We recently visited two local Italian hotspots – Andrea Ristorante at Pelican Hill, and Il Barone Ristorante near John Wayne Airport – and popped over to Brasserie Pascal to check out the OC Restaurant Week menu.
When The Resort at Pelican Hill appointments someone named Luigi Fineo as head chef for Andrea Ristorante (renowned for its Northern Italian cuisine), you know they’re focused on all things Italian. Chef Fineo got his start working in restaurants in Italy before moving to America. Since then, he’s served with celebrity chef Thomas Keller at The French Laundry in Napa and Bouchon in Beverly Hills.
Now, he’s focused on creating seasonal masterpieces for Andrea.
We attended a media tasting that introduced Chef Fineo to the local food writers, and were fortunate to enjoy a unique and authentic Italian menu with all ingredients locally sourced or imported from Italy.
Among the many dishes we sampled: yellowfin tuna tartar with Sicilian capers and a 100-year-old balsamic (a delicious introduction to the delights that awaited us), and house cured duck breast carpaccio with rock salt and a mild gorgonzola dressing. According to Catherine, “The duck was cooked so perfectly that you could slice off pieces with your fork. The ingredients were fresh and simple. It left my palate wanting more.”

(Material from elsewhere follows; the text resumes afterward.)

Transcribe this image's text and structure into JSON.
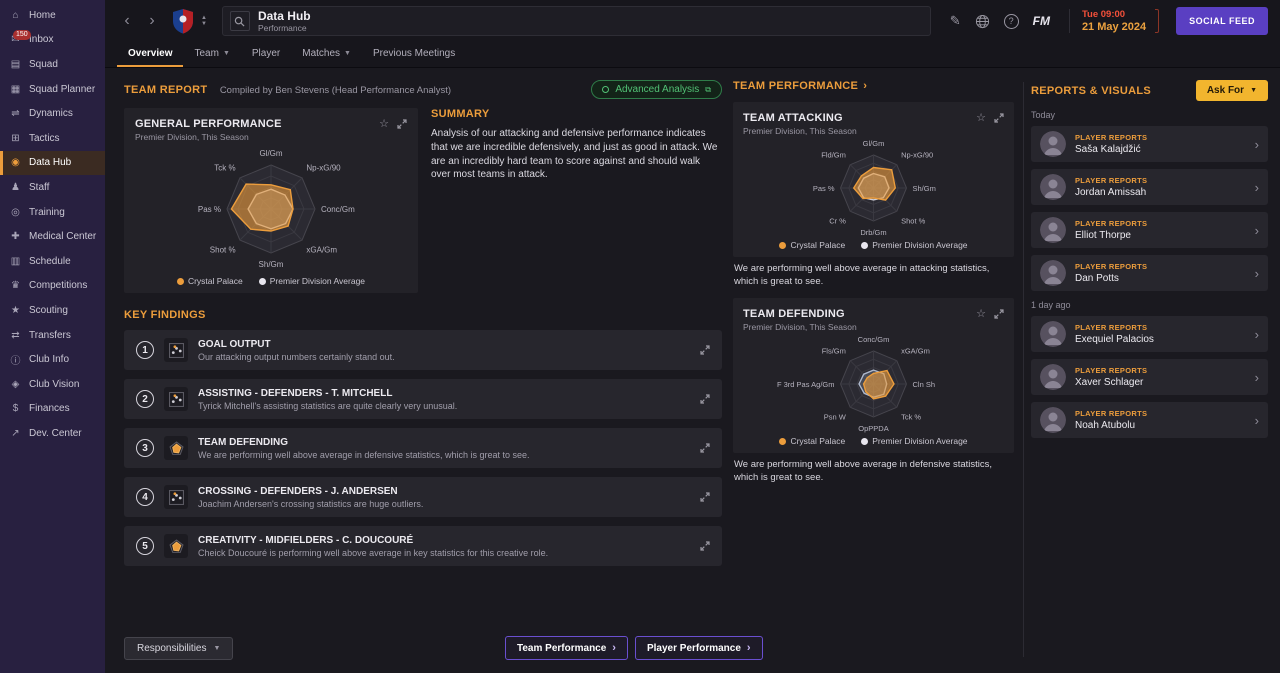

Catherine had heard stories about Andrea’s novel method of preparing creamy risotto, and this evening the stories came true. A large parmesan wheel was rolled out. Hot risotto was stirred inside the center before being scooped up and plopped into a ramekin. The result: risotto nirvana.

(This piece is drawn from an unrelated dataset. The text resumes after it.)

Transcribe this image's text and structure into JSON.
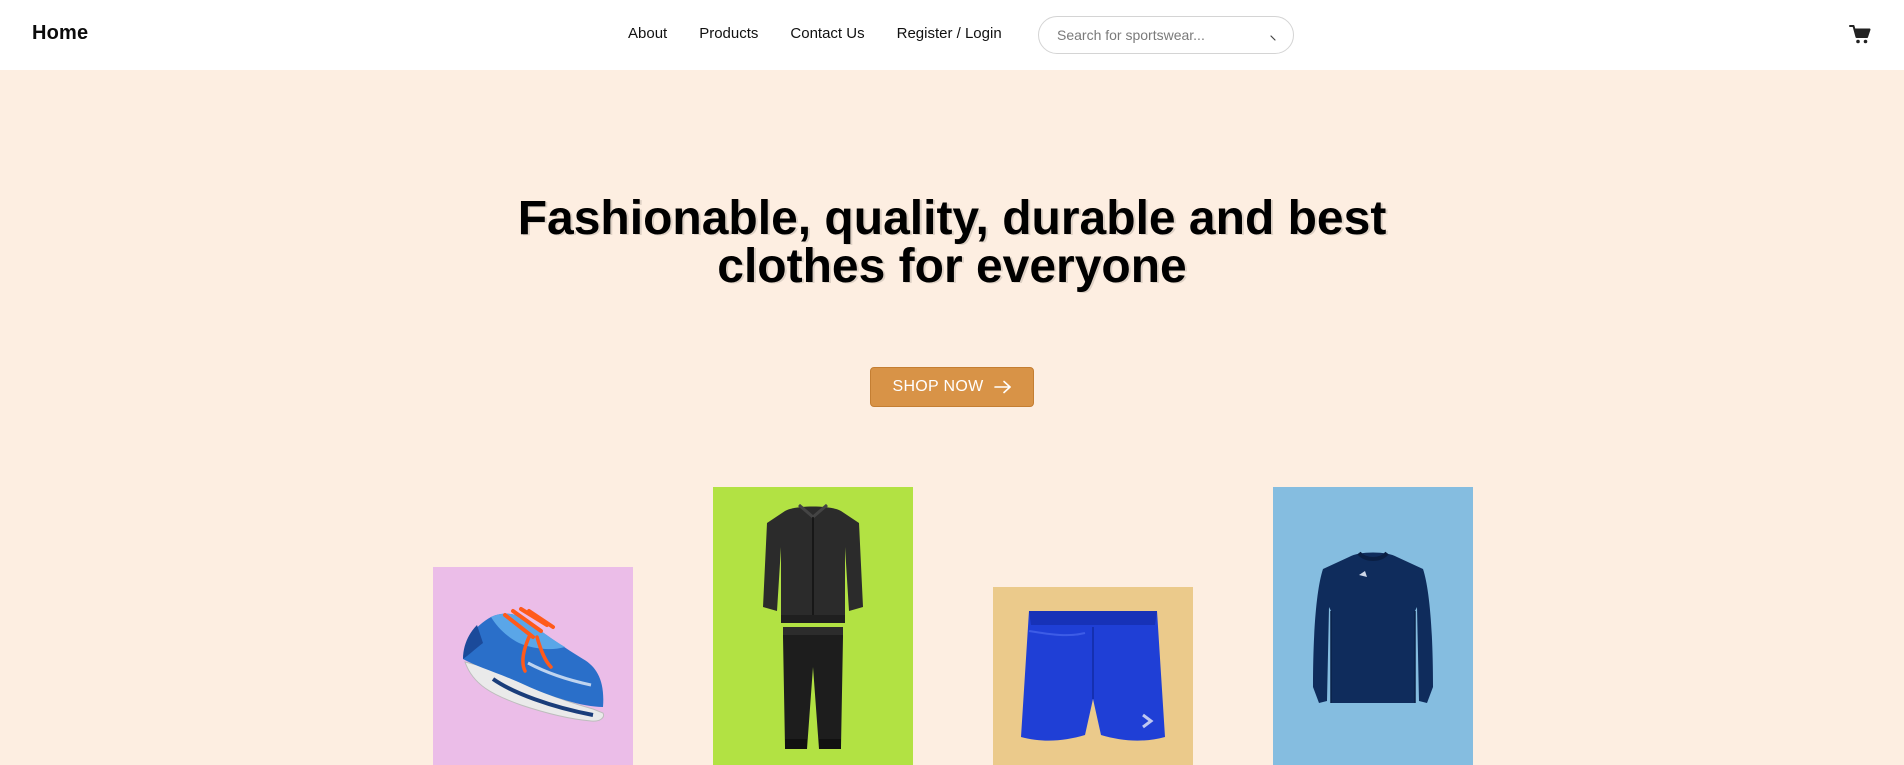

Chef Franco Barone (formerly of Antonello Restaurant) opened the intimate and inviting Il Barone Ristorante two years ago, and the place has been packed ever since.
We took our server’s recommendations and started with their signature dish, Facci ri Veccia: baked, paper thin focaccia filled with imported crescenza cheese topped with parma prosciutto and drizzled with white truffle oil. It was thin and crispy yet bursting with flavor–easy to see why the dish was so popular.
We sampled several other dishes, including homemade meat tortellini in a Bolognese sauce. The pasta was firm yet soft and had the perfect amount of sauce to complement the tortellini without drowning them.
Too full for dessert, we vowed to return for Il Barone’s unique twist on an Italian classic: limoncello tiramisu.
Pascal’s price fixe menu for OC Restaurant Week (through March 2) was, as always, an amazing deal at $30.
We started with two appetizers. Catherine ordered grilled artichoke marinated with aromatic herbs, garlic, and bell pepper, accompanied by a parmesan and Dijon aioli. The artichoke had a nice smokiness to it, and somehow each leaf was coated with the tasty marinade. I had my go-to Pascal staple: shrimp cassoulet. A decadent delight.
For entrées, we tried grilled sterling silver flat iron steak and coq au vin. Again, both dishes were practically perfect, and quickly disappeared from our plates.
For dessert, we shared orange crème brulee (which our favorite bartender, Sean, paired with a superb sauterne) and Pascal’s famous petit chocolate soufflé.
The best thing about Pascal’s OC Restaurant Week menu: the items are often available a la carte every day of the week.